Кто-то из одноклассников пустил записку по рядам. Ребята, прочитав ее, прыскали от смеха. Когда обрывок тетрадного листа дошел до Юли, она тоже зашлась в беззвучном смехе. "Почему математичка не балерина" - было написано чьим-то корявым почерком.
Высокая и очень полная Вера Семеновна закончила урок.
- Юля, задержись на минутку! - попросила она.
Юля не знала тогда, не знает до сих пор, почему именно ее учительница попросила остаться.
Весь класс удалился. Вера Семеновна прикрыла двери. Юля ждала нагоняй. Стыда она не чувствовала.
- Двадцатое февраля сегодня - тихо сказала Вера Семеновна - в 1944 году, в этот день умер мой младший брат. Мы жили в блокадном Ленинграде. Моя мама и я везли его худое тельце на санках. До городского кладбища мы бы не довезли - от голода не было сил. Погостом послужила гора мертвых тел через несколько кварталов.
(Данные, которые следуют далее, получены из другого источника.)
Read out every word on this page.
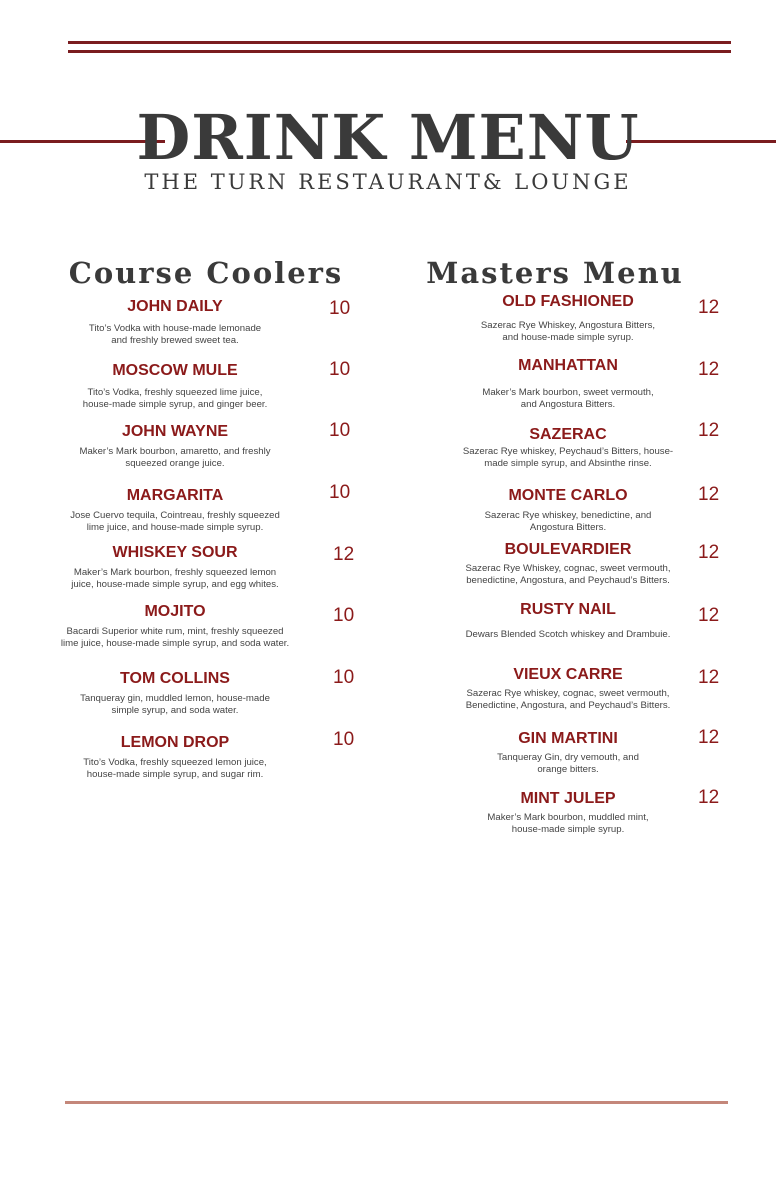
DRINK MENU
THE TURN RESTAURANT& LOUNGE
Course Coolers	Masters Menu
JOHN DAILY
Tito’s Vodka with house-made lemonade
and freshly brewed sweet tea.
10
MOSCOW MULE
Tito’s Vodka, freshly squeezed lime juice,
house-made simple syrup, and ginger beer.
10
JOHN WAYNE
Maker’s Mark bourbon, amaretto, and freshly
squeezed orange juice.
10
MARGARITA
Jose Cuervo tequila, Cointreau, freshly squeezed
lime juice, and house-made simple syrup.
10
WHISKEY SOUR
Maker’s Mark bourbon, freshly squeezed lemon
juice, house-made simple syrup, and egg whites.
12
MOJITO
Bacardi Superior white rum, mint, freshly squeezed
lime juice, house-made simple syrup, and soda water.
10
TOM COLLINS
Tanqueray gin, muddled lemon, house-made
simple syrup, and soda water.
10
LEMON DROP
Tito’s Vodka, freshly squeezed lemon juice,
house-made simple syrup, and sugar rim.
10
OLD FASHIONED
Sazerac Rye Whiskey, Angostura Bitters,
and house-made simple syrup.
12
MANHATTAN
Maker’s Mark bourbon, sweet vermouth,
and Angostura Bitters.
12
SAZERAC
Sazerac Rye whiskey, Peychaud’s Bitters, house-
made simple syrup, and Absinthe rinse.
12
MONTE CARLO
Sazerac Rye whiskey, benedictine, and
Angostura Bitters.
12
BOULEVARDIER
Sazerac Rye Whiskey, cognac, sweet vermouth,
benedictine, Angostura, and Peychaud’s Bitters.
12
RUSTY NAIL
Dewars Blended Scotch whiskey and Drambuie.
12
VIEUX CARRE
Sazerac Rye whiskey, cognac, sweet vermouth,
Benedictine, Angostura, and Peychaud’s Bitters.
12
GIN MARTINI
Tanqueray Gin, dry vemouth, and
orange bitters.
12
MINT JULEP
Maker’s Mark bourbon, muddled mint,
house-made simple syrup.
12
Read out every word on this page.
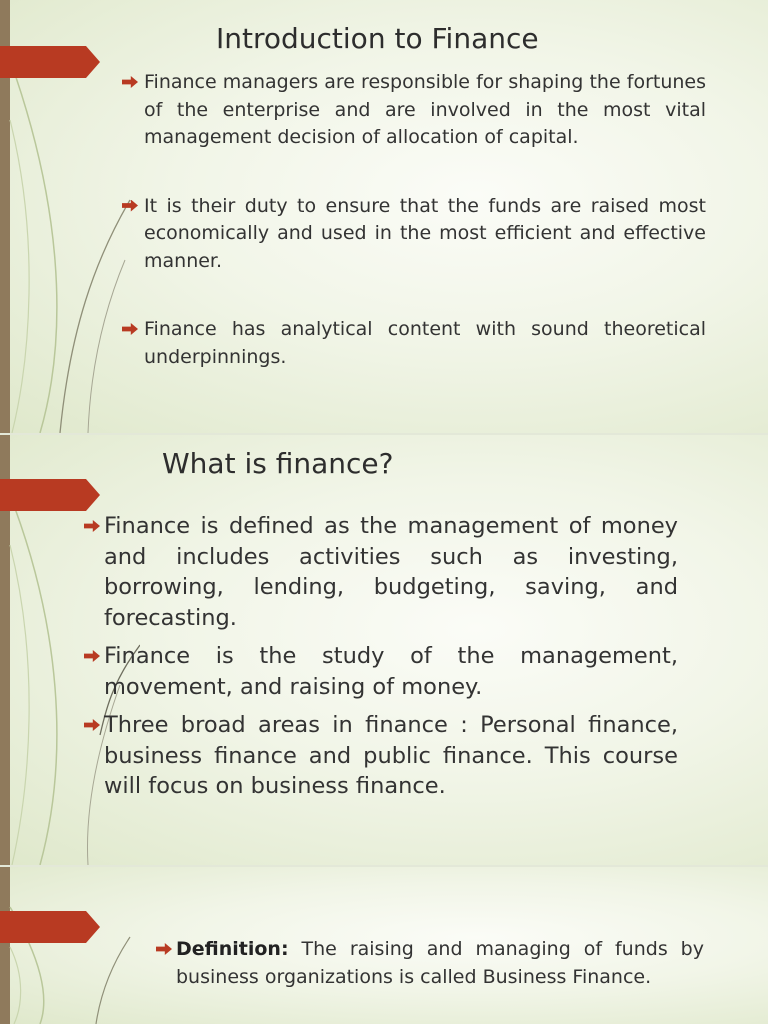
Introduction to Finance
Finance managers are responsible for shaping the fortunes of the enterprise and are involved in the most vital management decision of allocation of capital.
It is their duty to ensure that the funds are raised most economically and used in the most efficient and effective manner.
Finance has analytical content with sound theoretical underpinnings.
What is finance?
Finance is defined as the management of money and includes activities such as investing, borrowing, lending, budgeting, saving, and forecasting.
Finance is the study of the management, movement, and raising of money.
Three broad areas in finance : Personal finance, business finance and public finance. This course will focus on business finance.
Definition: The raising and managing of funds by business organizations is called Business Finance.
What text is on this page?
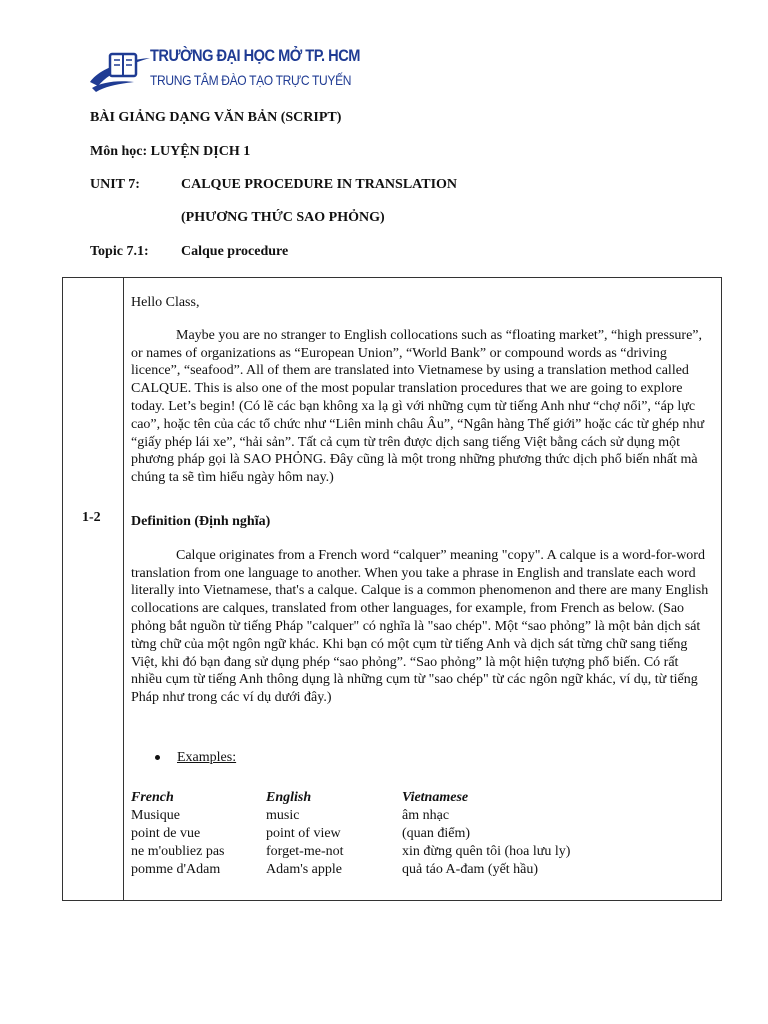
TRƯỜNG ĐẠI HỌC MỞ TP. HCM
TRUNG TÂM ĐÀO TẠO TRỰC TUYẾN
BÀI GIẢNG DẠNG VĂN BẢN (SCRIPT)
Môn học: LUYỆN DỊCH 1
UNIT 7:	CALQUE PROCEDURE IN TRANSLATION
(PHƯƠNG THỨC SAO PHỎNG)
Topic 7.1: Calque procedure
1-2

Hello Class,

Maybe you are no stranger to English collocations such as “floating market”, “high pressure”, or names of organizations as “European Union”, “World Bank” or compound words as “driving licence”, “seafood”. All of them are translated into Vietnamese by using a translation method called CALQUE. This is also one of the most popular translation procedures that we are going to explore today. Let’s begin! (Có lẽ các bạn không xa lạ gì với những cụm từ tiếng Anh như “chợ nổi”, “áp lực cao”, hoặc tên của các tổ chức như “Liên minh châu Âu”, “Ngân hàng Thế giới” hoặc các từ ghép như “giấy phép lái xe”, “hải sản”. Tất cả cụm từ trên được dịch sang tiếng Việt bằng cách sử dụng một phương pháp gọi là SAO PHỎNG. Đây cũng là một trong những phương thức dịch phổ biến nhất mà chúng ta sẽ tìm hiểu ngày hôm nay.)

Definition (Định nghĩa)

Calque originates from a French word “calquer” meaning "copy". A calque is a word-for-word translation from one language to another. When you take a phrase in English and translate each word literally into Vietnamese, that's a calque. Calque is a common phenomenon and there are many English collocations are calques, translated from other languages, for example, from French as below. (Sao phỏng bắt nguồn từ tiếng Pháp "calquer" có nghĩa là "sao chép". Một “sao phỏng” là một bản dịch sát từng chữ của một ngôn ngữ khác. Khi bạn có một cụm từ tiếng Anh và dịch sát từng chữ sang tiếng Việt, khi đó bạn đang sử dụng phép “sao phỏng”. “Sao phỏng” là một hiện tượng phổ biến. Có rất nhiều cụm từ tiếng Anh thông dụng là những cụm từ "sao chép" từ các ngôn ngữ khác, ví dụ, từ tiếng Pháp như trong các ví dụ dưới đây.)

Examples:
French	English	Vietnamese
Musique	music	âm nhạc
point de vue	point of view	(quan điểm)
ne m'oubliez pas	forget-me-not	xin đừng quên tôi (hoa lưu ly)
pomme d'Adam	Adam's apple	quả táo A-đam (yết hầu)
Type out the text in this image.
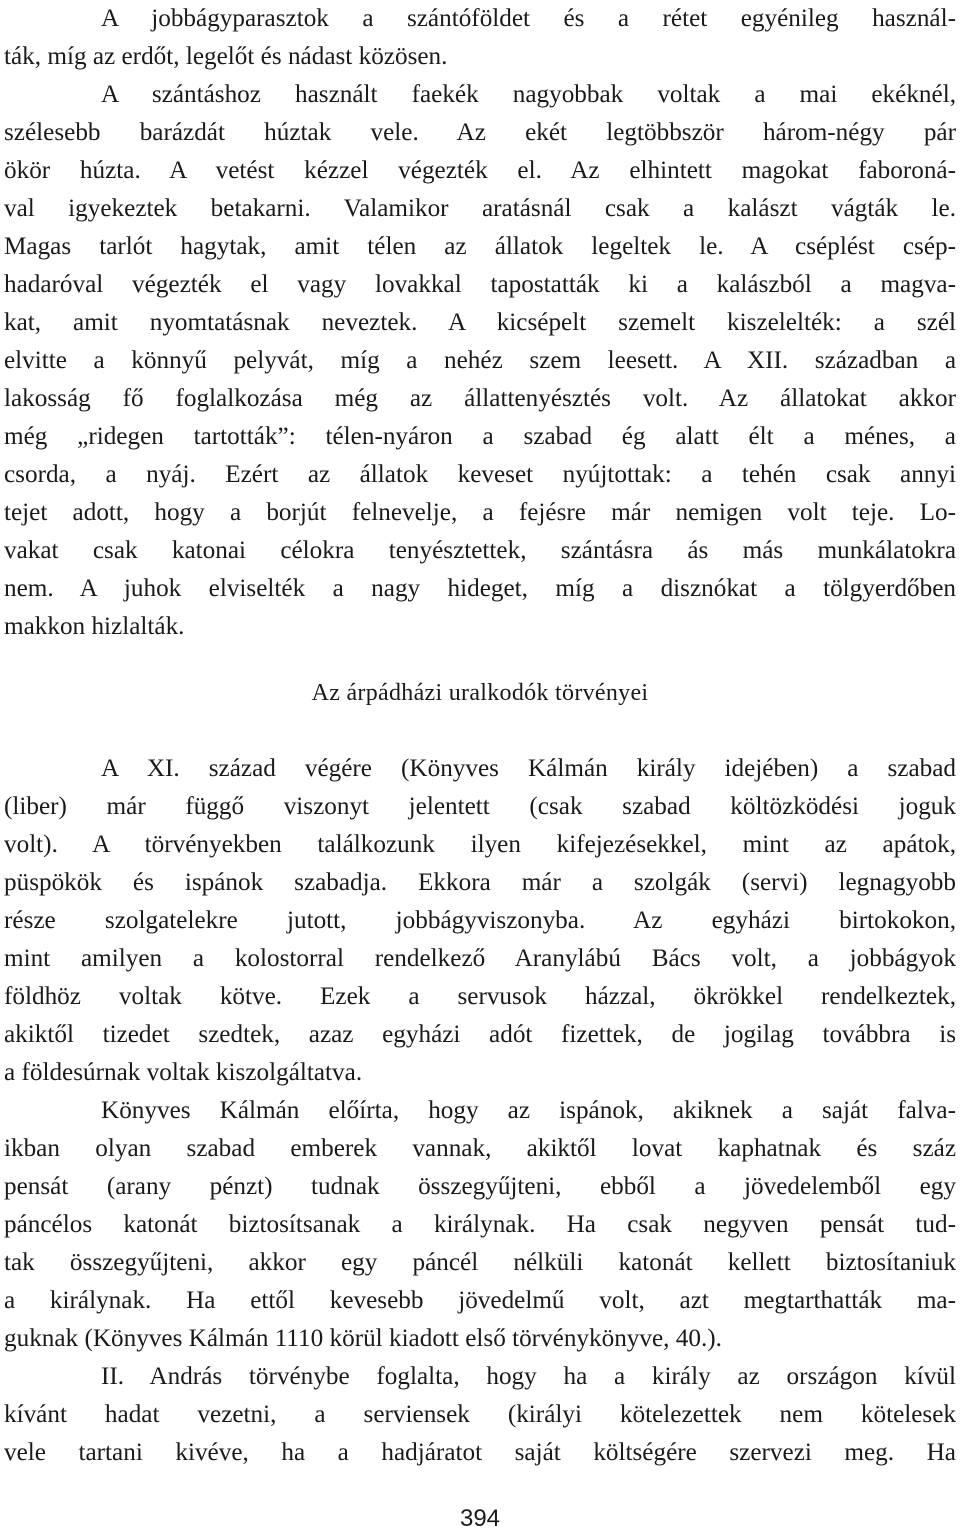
A jobbágyparasztok a szántóföldet és a rétet egyénileg használ-
ták, míg az erdőt, legelőt és nádast közösen.
A szántáshoz használt faekék nagyobbak voltak a mai ekéknél,
szélesebb barázdát húztak vele. Az ekét legtöbbször három-négy pár
ökör húzta. A vetést kézzel végezték el. Az elhintett magokat faboroná-
val igyekeztek betakarni. Valamikor aratásnál csak a kalászt vágták le.
Magas tarlót hagytak, amit télen az állatok legeltek le. A cséplést csép-
hadaróval végezték el vagy lovakkal tapostatták ki a kalászból a magva-
kat, amit nyomtatásnak neveztek. A kicsépelt szemelt kiszelelték: a szél
elvitte a könnyű pelyvát, míg a nehéz szem leesett. A XII. században a
lakosság fő foglalkozása még az állattenyésztés volt. Az állatokat akkor
még „ridegen tartották”: télen-nyáron a szabad ég alatt élt a ménes, a
csorda, a nyáj. Ezért az állatok keveset nyújtottak: a tehén csak annyi
tejet adott, hogy a borjút felnevelje, a fejésre már nemigen volt teje. Lo-
vakat csak katonai célokra tenyésztettek, szántásra ás más munkálatokra
nem. A juhok elviselték a nagy hideget, míg a disznókat a tölgyerdőben
makkon hizlalták.
Az árpádházi uralkodók törvényei
A XI. század végére (Könyves Kálmán király idejében) a szabad
(liber) már függő viszonyt jelentett (csak szabad költözködési joguk
volt). A törvényekben találkozunk ilyen kifejezésekkel, mint az apátok,
püspökök és ispánok szabadja. Ekkora már a szolgák (servi) legnagyobb
része szolgatelekre jutott, jobbágyviszonyba. Az egyházi birtokokon,
mint amilyen a kolostorral rendelkező Aranylábú Bács volt, a jobbágyok
földhöz voltak kötve. Ezek a servusok házzal, ökrökkel rendelkeztek,
akiktől tizedet szedtek, azaz egyházi adót fizettek, de jogilag továbbra is
a földesúrnak voltak kiszolgáltatva.
Könyves Kálmán előírta, hogy az ispánok, akiknek a saját falva-
ikban olyan szabad emberek vannak, akiktől lovat kaphatnak és száz
pensát (arany pénzt) tudnak összegyűjteni, ebből a jövedelemből egy
páncélos katonát biztosítsanak a királynak. Ha csak negyven pensát tud-
tak összegyűjteni, akkor egy páncél nélküli katonát kellett biztosítaniuk
a királynak. Ha ettől kevesebb jövedelmű volt, azt megtarthatták ma-
guknak (Könyves Kálmán 1110 körül kiadott első törvénykönyve, 40.).
II. András törvénybe foglalta, hogy ha a király az országon kívül
kívánt hadat vezetni, a serviensek (királyi kötelezettek nem kötelesek
vele tartani kivéve, ha a hadjáratot saját költségére szervezi meg. Ha
394
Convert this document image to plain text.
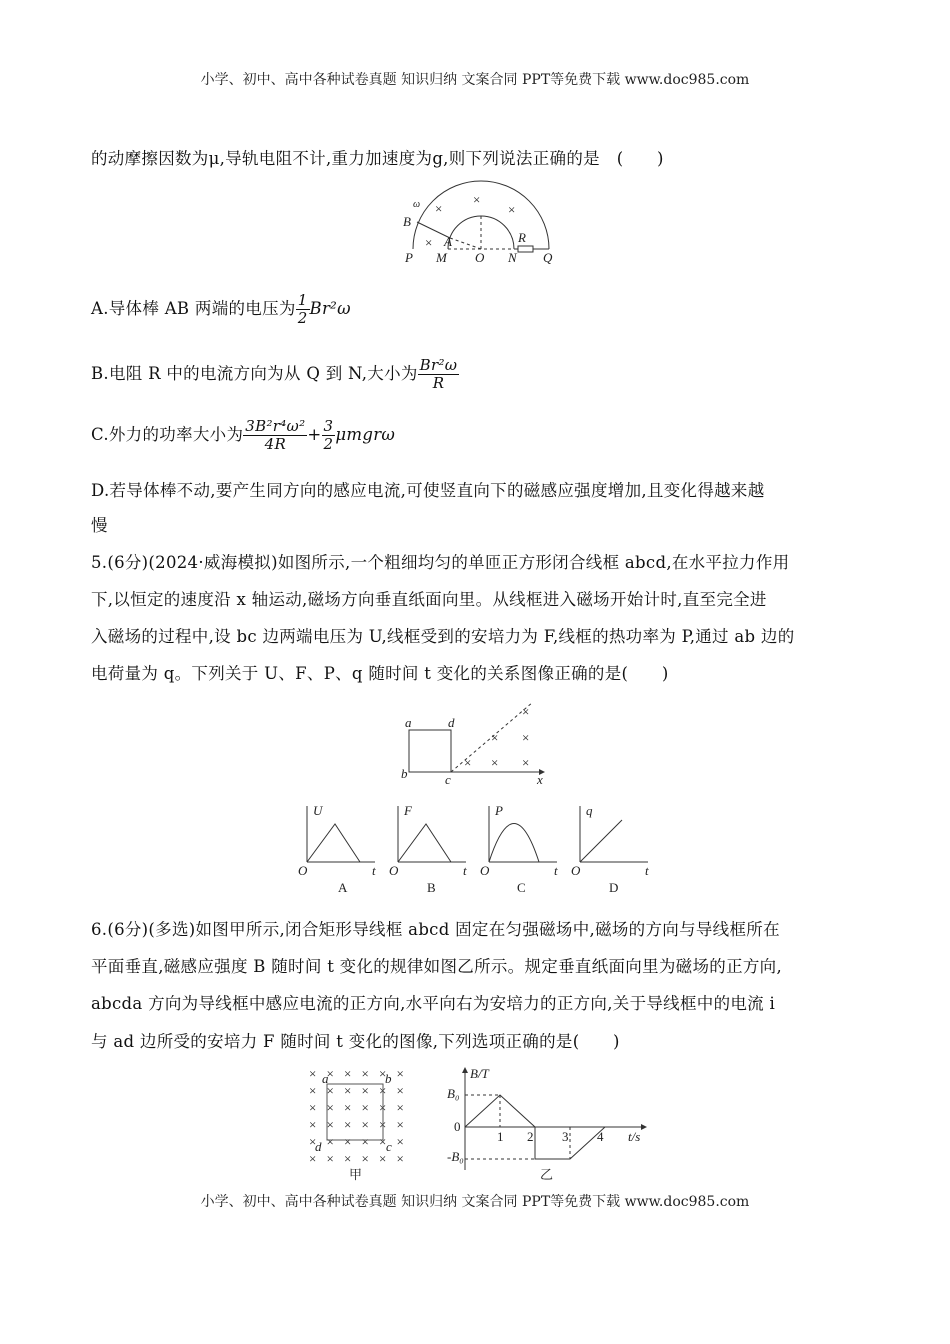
小学、初中、高中各种试卷真题 知识归纳 文案合同 PPT等免费下载 www.doc985.com
的动摩擦因数为μ,导轨电阻不计,重力加速度为g,则下列说法正确的是　(　　)
×
×
×
×
ω
B
A	R
P M O N Q
A.导体棒 AB 两端的电压为 $\frac{1}{2} Br^2\omega$
B.电阻 R 中的电流方向为从 Q 到 N,大小为 $\frac{\text{Br²ω}}{R}$
C.外力的功率大小为 $\frac{\text{3B²r⁴ω²}}{4R} + \frac{3}{2}$ μmgrω
D.若导体棒不动,要产生同方向的感应电流,可使竖直向下的磁感应强度增加,且变化得越来越
慢
5.(6分)(2024·威海模拟)如图所示,一个粗细均匀的单匝正方形闭合线框 abcd,在水平拉力作用
下,以恒定的速度沿 x 轴运动,磁场方向垂直纸面向里。从线框进入磁场开始计时,直至完全进
入磁场的过程中,设 bc 边两端电压为 U,线框受到的安培力为 F,线框的热功率为 P,通过 ab 边的
电荷量为 q。下列关于 U、F、P、q 随时间 t 变化的关系图像正确的是(　　)
× × ×
× ×
×
a	d
b	c	x
U
O	t
A
F
O	t
B
P
O	t
C
q
O	t
D
6.(6分)(多选)如图甲所示,闭合矩形导线框 abcd 固定在匀强磁场中,磁场的方向与导线框所在
平面垂直,磁感应强度 B 随时间 t 变化的规律如图乙所示。规定垂直纸面向里为磁场的正方向,
abcda 方向为导线框中感应电流的正方向,水平向右为安培力的正方向,关于导线框中的电流 i
与 ad 边所受的安培力 F 随时间 t 变化的图像,下列选项正确的是(　　)
× × × × × ×
× × × × × ×
× × × × × ×
× × × × × ×
× × × × × ×
× × × × × ×
a	b
d	c
甲
B/T
B₀
-B₀
0
1 2 3 4 t/s
乙
小学、初中、高中各种试卷真题 知识归纳 文案合同 PPT等免费下载 www.doc985.com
Математичка немного помолчала.
– После прорыва блокады мы уехали в Сибирь. Мама работала на военном заводе. Она валилась с ног от усталости, но ни разу не пожаловалась. "После блокады мы, Верочка, выдержим все!" - говорила она мне. Пять лет назад, в этот же день, двадцатого февраля, она пошла в супермаркет за продуктами. На кассе выяснилось, что у нее не хватает нескольких рублей. Кассир нахамила ей. Мама повернулась и хотела уйти, когда ей вслед донеслась фраза: "Ходят тут всякие нищие". Больше моя мама не произнесла ни слова, а утром она не проснулась. Она не умерла от голода в блокаду, не в трудные послевоенные годы, не от мысли, о не преданном земле сыне. Она умерла от злых слов - Вера Семеновна замолчала.
Юле казалось, что учительница говорила не с ней. Девочка поняла в тот момент, что есть слова - убийцы и слова - судьи.
– Вера Семеновна, простите меня! Простите нас - прошептала Юля.
P.S. Прошло много лет. Юля приехала в родной город. Пришла в школу. На двери класса математики теперь висела другая табличка: "Кабинет ОБЖ". У секретаря Юля узнала, что Вера Семеновна умерла год назад. Двадцатого февраля.